Şimdi bir kısmımız bayrakçı, bir kısmımız yumrukçu mu olacağız? Sabah namazı çıkışı, Gazze mitingi yapılıyor. Elinde yeşil bayrakla mitingden dönen göstericiye, cumhuriyeti yıkmak isteyen biri olarak algılayan bir üniversiteli genç, yumruğunu sallıyor.
Bir parça kendimize gelmemiz lazım. Giderek birbirinden uzaklaşan ve birbirinin varlığını tehlike olarak gören iki gruptan oluşan bir ortama sürükleniyoruz. Yumruğumuzu sıkıyor, bayraklara sarılıyoruz. Bir kopuş yaşadığımız gerçek. Bu kopuş ne kadar ciddi ne kadar kalıcı, emin değilim. İki ayrı cemaate dönüştüğümüzün, 5 yaşında çocuk bile farkında. Sabah namazında kalkıp yollara dökülmek bir enerji, bir sinerji gerektiriyor. Bir yönüyle, “dünyanın en büyük tepkisi” Türkiye’de örgütleniyor.

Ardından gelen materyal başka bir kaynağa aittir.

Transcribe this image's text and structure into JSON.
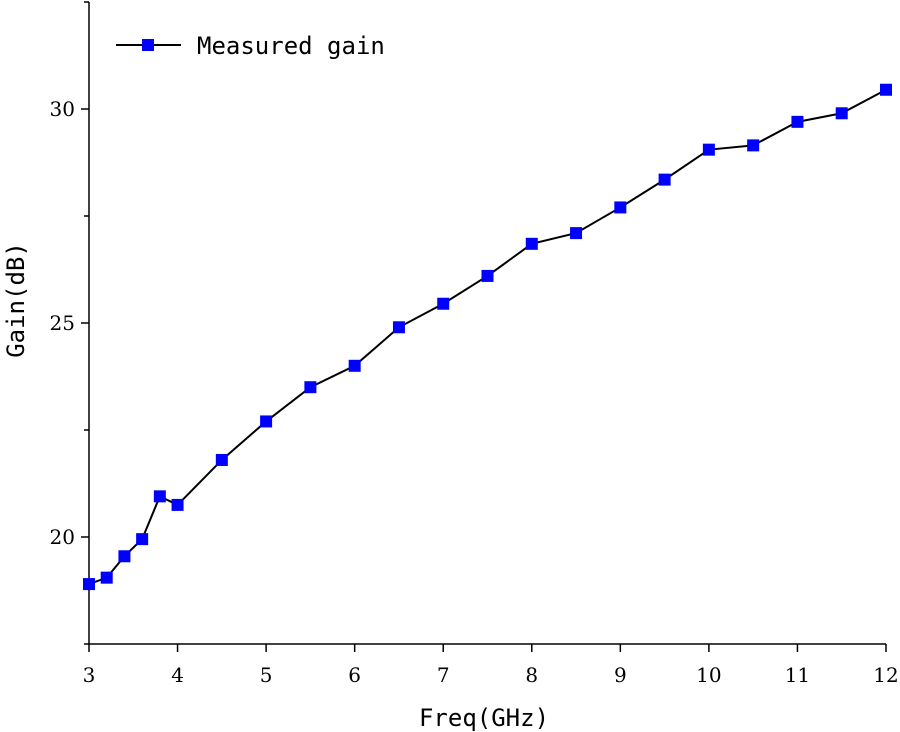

Bunun bir boyutu, Gazze’deki Müslüman Filistinlilerin acısına ortak olmak. Bir başka boyutu ise içerideki muhalefete karşı bir gövde gösterisi. Üniversiteli genç ise bu kutuplaşmanın, bu sıkışmışlığın verdiği hınçla yumruğunu sallıyor. Başına nelerin gelebileceğini hesap etmeden tepkisini dışa vuruyor. Burada iki mesele var: Birincisi, siyasetin çıkarcılığı ya da aymazlığı. İkincisi, toplumun ne kadarının bu öfke çemberi içine sıkıştığıyla ilgili. Ancak şu da açık: O kamplaşma etrafına toplaşan kitleler, sürekli böyle davranamaz.
Yerel seçimler yaklaşırken yoğunlaşan kutuplaşma, işleri iyice içinden çıkılmaz hale getirebilir mi? Siyasetin bu kadar gerilimi sürdürmesi ve ayakta tutması nereye kadar mümkün olabilir? Gerçekten giderek kimyası bozulan bir cinnet hali var mı? Bundan emin değilim. Ancak bir çaresizlik söz konusu. Siyaset, gerilimi seçmek yerine iyileştirici rol oynamalı. Hepimiz, kutuplaşmanın yarattığı daralma ve gerilme ile başa çıkmaya çalışıyoruz.
Öte yandan, iktidarmuhalefet ilişkisi, makul bir noktaya gelemiyor. Son yumruk olayı, siyaset ve şiddet meselesini daha ciddi olarak ele almamızı gerektiriyor.